Definition: Distributes traffic across servers.

Types: Hardware, software, cloud-based.

Common Questions:

  • Layer 4 vs. Layer 7?
  • What are sticky sessions?
  • How to handle server failures?

Proxy vs. Reverse Proxy

Proxy: Acts for clients (anonymity, filtering).

Reverse Proxy: Acts for servers (load balancing, security).

Common Questions:

  • Proxy vs.
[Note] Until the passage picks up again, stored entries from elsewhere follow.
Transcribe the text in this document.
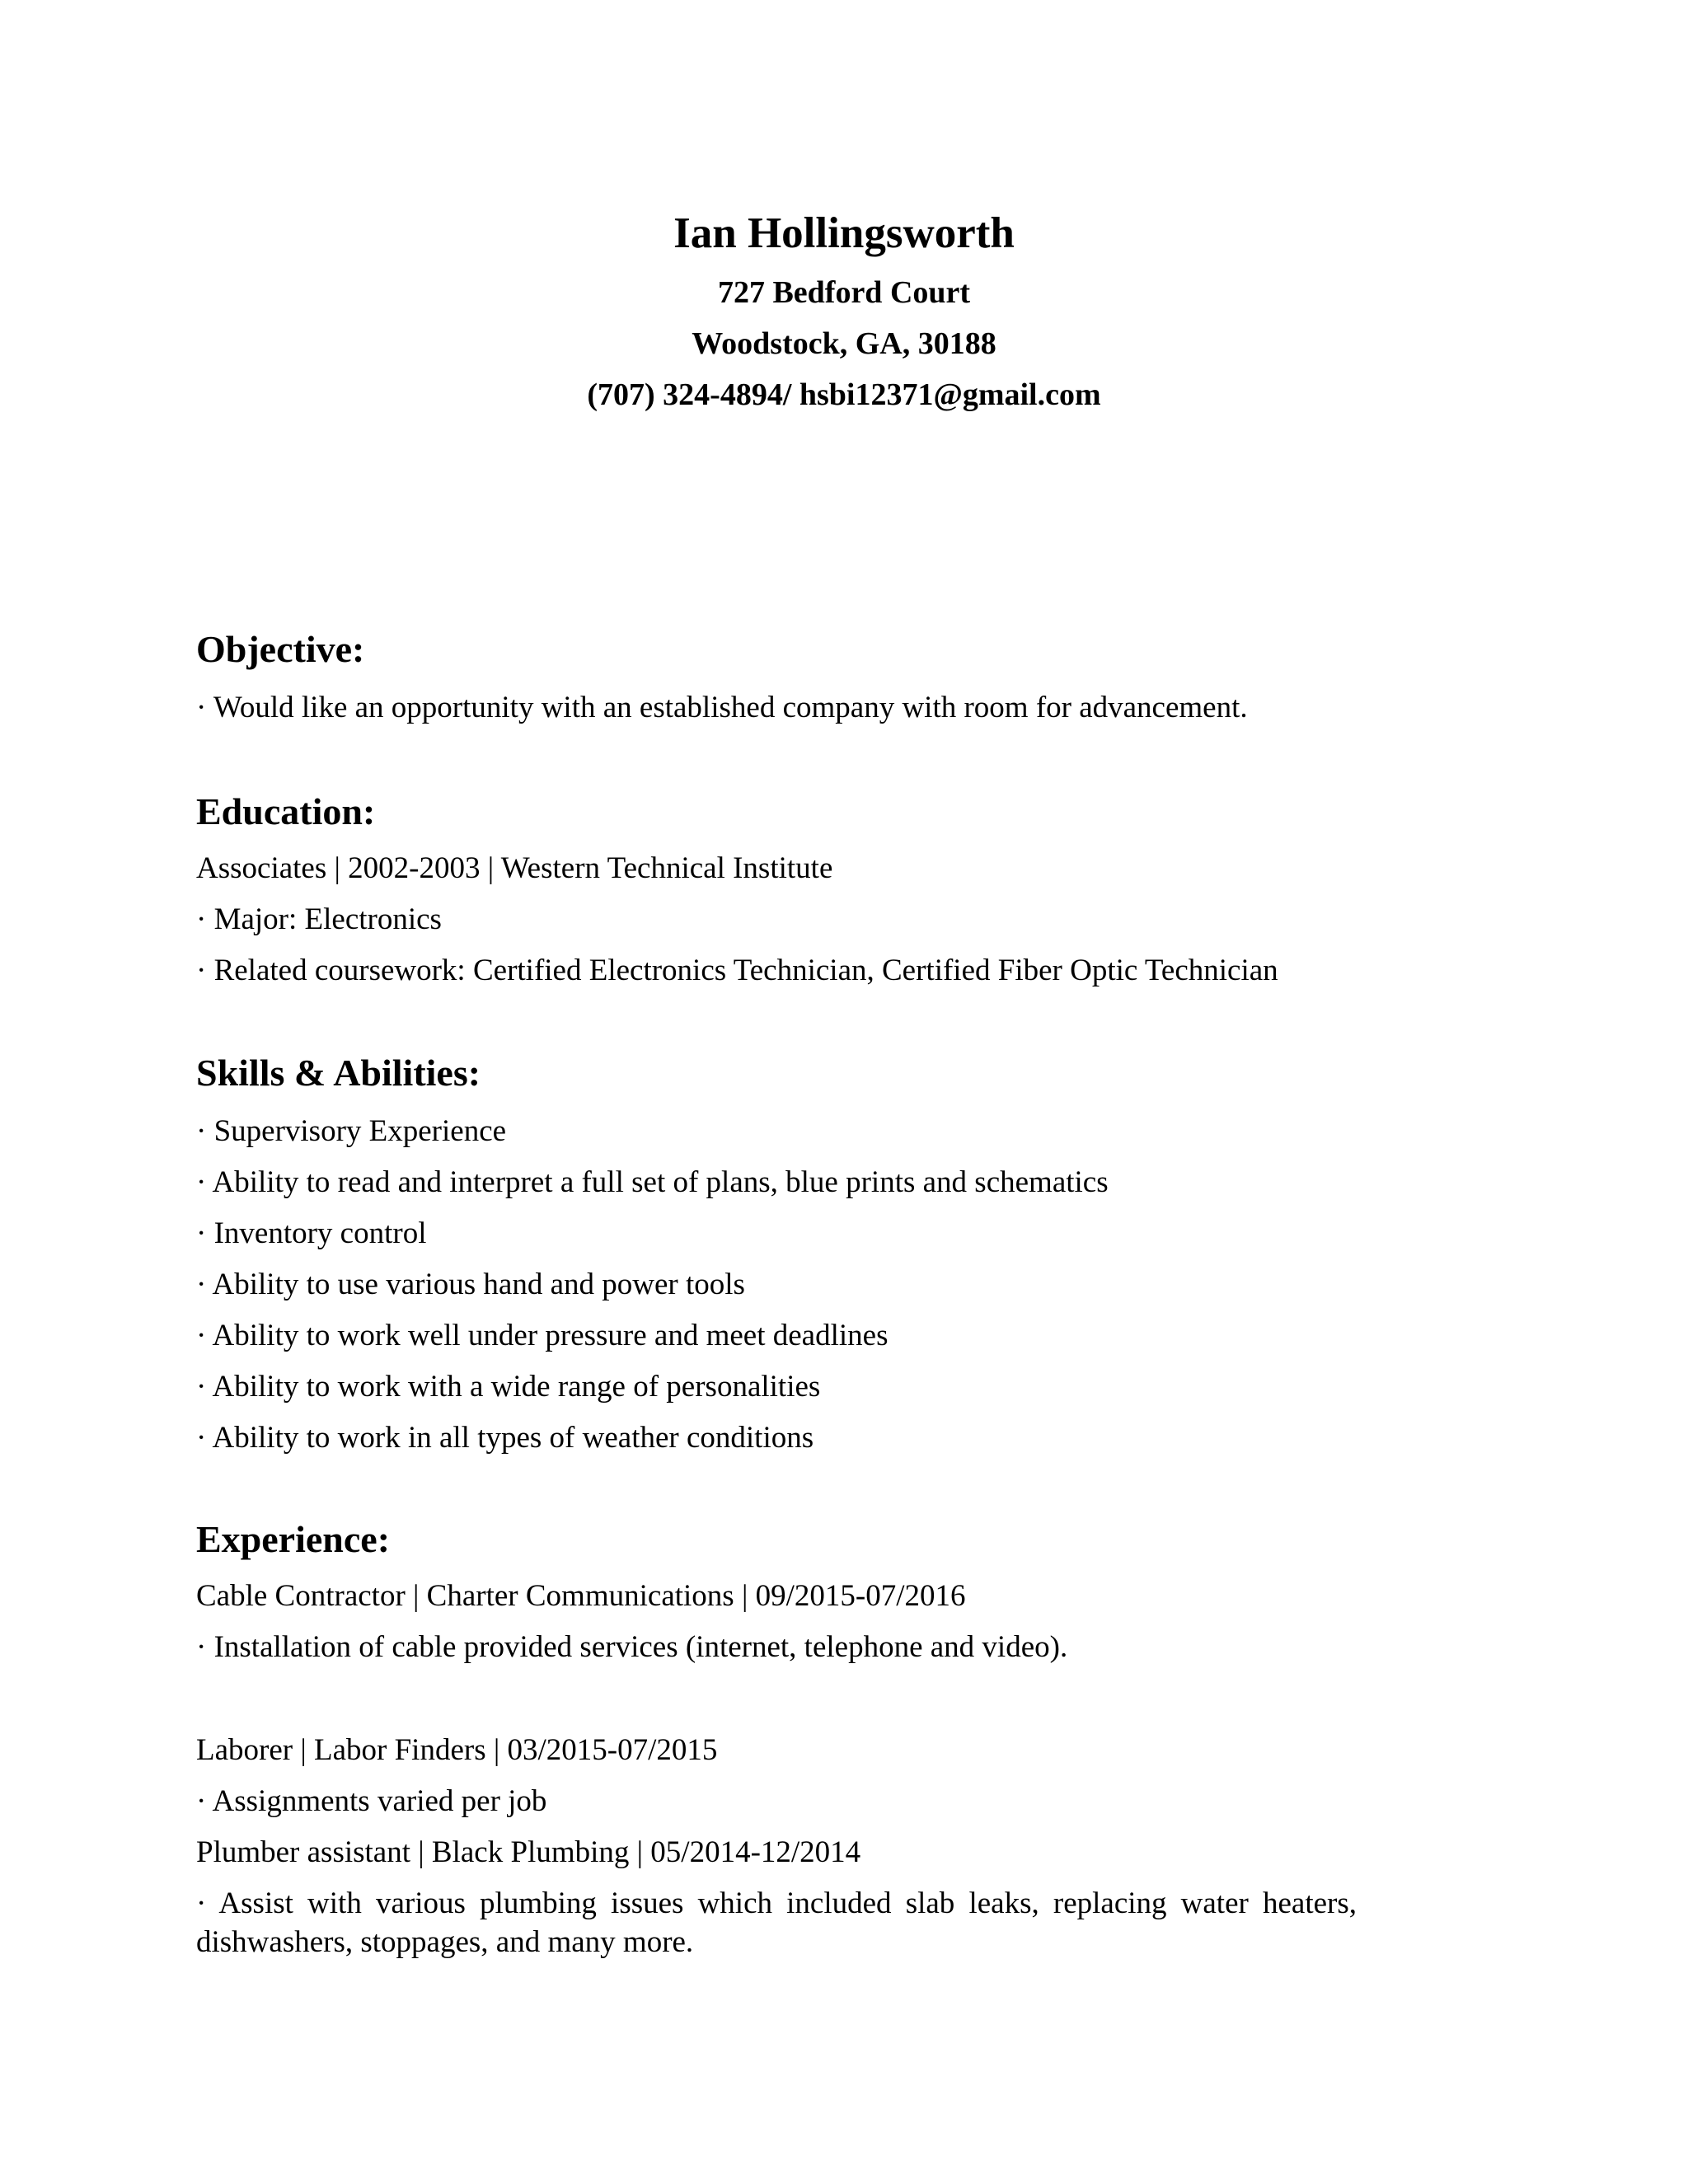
Ian Hollingsworth
727 Bedford Court
Woodstock, GA, 30188
(707) 324-4894/ hsbi12371@gmail.com
Objective:
· Would like an opportunity with an established company with room for advancement.
Education:
Associates | 2002-2003 | Western Technical Institute
· Major: Electronics
· Related coursework: Certified Electronics Technician, Certified Fiber Optic Technician
Skills & Abilities:
· Supervisory Experience
· Ability to read and interpret a full set of plans, blue prints and schematics
· Inventory control
· Ability to use various hand and power tools
· Ability to work well under pressure and meet deadlines
· Ability to work with a wide range of personalities
· Ability to work in all types of weather conditions
Experience:
Cable Contractor | Charter Communications | 09/2015-07/2016
· Installation of cable provided services (internet, telephone and video).
Laborer | Labor Finders | 03/2015-07/2015
· Assignments varied per job
Plumber assistant | Black Plumbing | 05/2014-12/2014
· Assist with various plumbing issues which included slab leaks, replacing water heaters, dishwashers, stoppages, and many more.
Reverse Proxy differences?
  • Use cases for reverse proxy?
  • How does reverse proxy improve security?

Debugging Tools

Key Tools: ping, traceroute, nslookup/dig, netstat, ipconfig/ifconfig, Wireshark.

Common Questions:

  • Troubleshoot “no connectivity” issue?
  • Wireshark vs. ping?
  • Verify DNS resolution with dig?

SSL/TLS Handshake

Steps: Client Hello, Server Hello, Key Exchange, Authentication, Finished.

Key Concepts: Certificates, session keys, cipher suites.

Common Questions:

  • What happens during TLS handshake?
  • TLS 1.3 improvements?
  • Debug a failed TLS handshake?

Additional Interview Tips

  • Be Concise: Explain in 2-3 sentences, elaborate if asked.
  • Use Analogies: VPN as “secure tunnel,” Firewall as “gatekeeper.”
  • Know Use Cases: Relate to real-world scenarios (e.g., VPN for remote work).
  • Understand OSI Layers: Map tools/protocols (e.g., SSL at Layer 5/6).
  • Practice Commands: Explain ping, traceroute, dig outputs.
  • Security Focus: Highlight risk mitigation (e.g., SSL prevents eavesdropping).